• Boire de l’eau du robinet favoriserait-il Alzheimer ?



    La question du lien entre l’aluminium, qui est un neurotoxique avéré, et Alzheimer est très régulièrement soulevée. L’histoire n’a rien de nouveau : depuis les années 1960, la relation Alzheimer-aluminium fait l’objet de vives polémiques. Si rien n’est sûr, le soupçon pèse.
    Qu’est-ce qui lie Alzheimer et l’aluminium ? A ce jour, nous ne savons pas si l’aluminium cause Alzheimer ou en est le résultat. En tout cas, ce qui a été observé, c’est que les personnes atteintes d’Alzheimer présentent des taux d’aluminium 3 à 4 fois plus élevés dans le cerveau que les personnes qui ne sont pas malades.

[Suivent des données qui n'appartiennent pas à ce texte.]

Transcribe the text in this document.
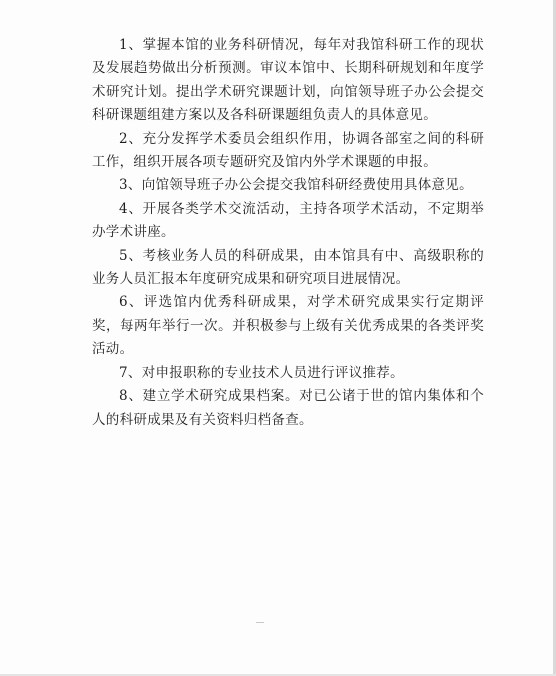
1、掌握本馆的业务科研情况，每年对我馆科研工作的现状及发展趋势做出分析预测。审议本馆中、长期科研规划和年度学术研究计划。提出学术研究课题计划，向馆领导班子办公会提交科研课题组建方案以及各科研课题组负责人的具体意见。

2、充分发挥学术委员会组织作用，协调各部室之间的科研工作，组织开展各项专题研究及馆内外学术课题的申报。

3、向馆领导班子办公会提交我馆科研经费使用具体意见。

4、开展各类学术交流活动，主持各项学术活动，不定期举办学术讲座。

5、考核业务人员的科研成果，由本馆具有中、高级职称的业务人员汇报本年度研究成果和研究项目进展情况。

6、评选馆内优秀科研成果，对学术研究成果实行定期评奖，每两年举行一次。并积极参与上级有关优秀成果的各类评奖活动。

7、对申报职称的专业技术人员进行评议推荐。

8、建立学术研究成果档案。对已公诸于世的馆内集体和个人的科研成果及有关资料归档备查。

    Des études qui sèment le doute

    En 2000, l’étude PAQUID menée par l’INSERM dans le sud ouest de la France concluait que selon le taux d’aluminium dans l’eau potable (même inférieur aux normes européennes), on pouvait avoir deux fois plus de risque de développer la maladie d’Alzheimer.
    En décembre de la même année, la Direction Générale de la Santé (DGS) avait déjà saisi les agences de sécurité sanitaire afin d’évaluer les possibles effets néfastes de l’aluminium sur la population, notamment un éventuel lien avec la maladie d’Alzheimer. Et si, à l’époque, l’Agence Française de Sécurité Sanitaire des Produits de Santé (AFSSAPS)(2) avait de son côté souligné dans un rapport publié en 2003 le manque de données pertinentes quant à l’absorption d’alumine par voie cutanée, elle n’a remis que partiellement en cause l’opinion de la DGS.

    Mais pas de preuve à ce jour

    Si aucune étude ne peut à ce jour prouver officiellement que le sel d’aluminium contenu dans l’eau du robinet peut causer la maladie d’Alzheimer, il semblerait toutefois que des résultats de certaines d’entre elles convergent. Ainsi, au-delà de 100 mg/l, l’eau potable deviendrait un co-facteur de la maladie d’Alzheimer. L’OMS estime pour sa part qu’entre 0,1 et 0,2 mg/l la présence de l’aluminium n’est pas dangereuse dans l’eau potable. Par ailleurs, il semblerait qu’en France ce taux soit très variable selon les régions et dépasserait régulièrement les 0,2.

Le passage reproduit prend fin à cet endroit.